Researchers regrow hair, cartilage, bone, soft tissues
November 12, 2013
By reactivating a dormant gene called Lin28a, which is active in embryonic stem cells, researchers were able to regrow hair and repair cartilage, bone, skin and other soft tissues in a mouse model.
The study also found that Lin28a promotes tissue repair in part by enhancing metabolism in mitochondria — the energy-producing engines in cells — suggesting that a mundane cellular “housekeeping” function could open new avenues for developing regenerative treatments. `
“Efforts to improve wound healing and tissue repair have mostly failed, but altering metabolism provides a new strategy which we hope will prove successful,” says the study’s senior investigator George Q. Daley, MD, PhD, director of Boston Children’s Stem Cell Transplantation Program and an investigator with the Howard Hughes Medical Institute.
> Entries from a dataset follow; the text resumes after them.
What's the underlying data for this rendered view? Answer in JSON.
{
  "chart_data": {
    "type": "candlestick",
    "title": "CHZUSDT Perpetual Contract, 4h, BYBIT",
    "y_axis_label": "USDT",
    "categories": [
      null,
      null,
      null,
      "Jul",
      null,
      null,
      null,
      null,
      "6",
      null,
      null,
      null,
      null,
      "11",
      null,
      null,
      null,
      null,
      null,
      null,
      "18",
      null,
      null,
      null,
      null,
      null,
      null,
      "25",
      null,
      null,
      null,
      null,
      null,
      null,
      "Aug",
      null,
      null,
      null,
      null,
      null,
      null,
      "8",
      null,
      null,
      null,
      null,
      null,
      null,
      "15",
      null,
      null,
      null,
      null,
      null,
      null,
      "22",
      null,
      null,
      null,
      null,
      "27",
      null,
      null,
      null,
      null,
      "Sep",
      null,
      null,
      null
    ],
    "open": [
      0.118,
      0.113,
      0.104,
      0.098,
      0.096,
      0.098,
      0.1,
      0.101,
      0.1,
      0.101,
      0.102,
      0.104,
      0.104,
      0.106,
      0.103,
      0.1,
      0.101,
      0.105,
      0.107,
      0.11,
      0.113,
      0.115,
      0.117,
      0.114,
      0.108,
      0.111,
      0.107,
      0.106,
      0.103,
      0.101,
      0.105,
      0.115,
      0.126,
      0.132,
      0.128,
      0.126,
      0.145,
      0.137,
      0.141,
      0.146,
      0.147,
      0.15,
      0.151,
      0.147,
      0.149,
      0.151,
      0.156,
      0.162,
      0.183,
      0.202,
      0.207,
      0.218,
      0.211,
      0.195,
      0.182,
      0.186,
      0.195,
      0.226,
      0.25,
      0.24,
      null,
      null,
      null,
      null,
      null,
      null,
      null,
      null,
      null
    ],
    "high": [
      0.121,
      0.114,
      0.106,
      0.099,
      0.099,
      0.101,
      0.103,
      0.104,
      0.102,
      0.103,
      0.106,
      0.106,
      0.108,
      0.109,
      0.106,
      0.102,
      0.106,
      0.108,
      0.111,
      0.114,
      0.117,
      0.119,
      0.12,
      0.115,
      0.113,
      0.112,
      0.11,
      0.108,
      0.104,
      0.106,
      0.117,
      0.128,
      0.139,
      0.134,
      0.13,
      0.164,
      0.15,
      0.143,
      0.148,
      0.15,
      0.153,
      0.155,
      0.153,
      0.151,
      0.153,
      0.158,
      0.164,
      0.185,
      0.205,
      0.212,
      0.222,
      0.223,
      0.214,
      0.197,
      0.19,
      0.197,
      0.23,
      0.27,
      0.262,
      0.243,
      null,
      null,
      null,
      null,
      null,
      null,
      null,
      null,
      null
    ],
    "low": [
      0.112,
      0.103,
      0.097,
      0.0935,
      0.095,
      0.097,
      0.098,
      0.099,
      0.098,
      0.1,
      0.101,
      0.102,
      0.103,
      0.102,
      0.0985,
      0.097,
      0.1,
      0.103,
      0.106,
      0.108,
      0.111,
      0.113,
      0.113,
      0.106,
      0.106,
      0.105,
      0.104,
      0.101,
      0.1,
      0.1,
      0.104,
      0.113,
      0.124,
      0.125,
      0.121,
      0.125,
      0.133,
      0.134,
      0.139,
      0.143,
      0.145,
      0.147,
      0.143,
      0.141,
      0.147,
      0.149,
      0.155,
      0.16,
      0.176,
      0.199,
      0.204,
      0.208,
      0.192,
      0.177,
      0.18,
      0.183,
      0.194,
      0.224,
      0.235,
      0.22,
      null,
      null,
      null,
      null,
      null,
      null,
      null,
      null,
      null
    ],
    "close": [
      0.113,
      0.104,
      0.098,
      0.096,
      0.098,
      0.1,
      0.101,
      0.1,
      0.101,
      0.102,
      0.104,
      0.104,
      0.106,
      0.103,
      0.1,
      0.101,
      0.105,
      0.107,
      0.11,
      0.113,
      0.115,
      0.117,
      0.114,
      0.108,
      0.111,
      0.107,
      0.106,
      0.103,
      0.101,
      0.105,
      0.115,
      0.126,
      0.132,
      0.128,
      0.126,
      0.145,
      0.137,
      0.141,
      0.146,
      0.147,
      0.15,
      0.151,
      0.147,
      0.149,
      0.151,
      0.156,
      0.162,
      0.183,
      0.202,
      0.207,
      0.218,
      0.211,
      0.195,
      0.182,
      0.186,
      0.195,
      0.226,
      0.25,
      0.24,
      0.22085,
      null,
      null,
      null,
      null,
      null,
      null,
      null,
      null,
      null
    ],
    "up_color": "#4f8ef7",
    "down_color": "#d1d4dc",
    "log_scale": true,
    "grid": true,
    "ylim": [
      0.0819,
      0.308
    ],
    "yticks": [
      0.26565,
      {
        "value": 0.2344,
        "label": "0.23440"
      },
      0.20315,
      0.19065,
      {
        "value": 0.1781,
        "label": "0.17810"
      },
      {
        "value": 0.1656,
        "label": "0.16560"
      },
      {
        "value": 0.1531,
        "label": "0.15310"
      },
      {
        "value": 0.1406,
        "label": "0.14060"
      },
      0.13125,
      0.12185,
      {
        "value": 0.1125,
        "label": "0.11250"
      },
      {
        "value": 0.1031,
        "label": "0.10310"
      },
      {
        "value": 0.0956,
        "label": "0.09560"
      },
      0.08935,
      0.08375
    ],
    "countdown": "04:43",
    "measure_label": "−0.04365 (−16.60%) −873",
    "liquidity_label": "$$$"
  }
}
“Most people would naturally think that growth factors are the major players in wound healing, but we found that the core metabolism of cells is rate-limiting in terms of tissue repair,” adds PhD candidate Shyh-Chang Ng, co-first author on the paper with Hao Zhu, MD, both scientists in the Daley Lab. “The enhanced metabolic rate we saw when we reactivated Lin28a is typical of embryos during their rapid growth phase.”
Lin28, first discovered in worms, functions in all complex organisms. It is abundant in embryonic stem cells, expressed strongly during early embryo formation and has been used to reprogram skin cells into stem cells. It acts by binding to RNA and regulating how genes are translated into proteins.
Stimulating tissue growth via mitochrondria
To better understand how Lin28a promotes tissue repair, the researchers systematically looked at what specific RNAs it binds to. They found that Lin28a also enhances the production of metabolic enzymes in mitochondria, the structures that produce energy for the cell. By revving up a cell’s bioenergetics, they found, Lin28a helps generate the energy needed to stimulate and grow new tissues.
“We already know that accumulated defects in mitochondrial metabolism can lead to aging in many cells and tissues,” says Shyh-Chang. “We are showing the converse — that enhancement of mitochondrial metabolism can boost tissue repair and regeneration, recapturing the remarkable repair capacity of juvenile animals.”
Further experiments showed that bypassing Lin28a and directly activating mitochondrial metabolism with a small-molecule compound also had the effect of enhancing wound healing. This suggests the possibility of inducing regeneration and promoting tissue repair with drugs.
“Since Lin28 itself is difficult to introduce into cells, the fact that we were able to activate mitochondrial metabolism pharmacologically gives us hope,” Shyh-Chang says.
Lin28A didn’t universally induce regeneration in all tissues. Heart tissue showed little effect, and while the researchers were able to enhance the regrowth of finger tips in newborn mice, they could not in adults.
“Lin28a could be a key factor in constituting a healing cocktail,” says Shyh-Chang, “but there are other embryonic factors that remain to be found.”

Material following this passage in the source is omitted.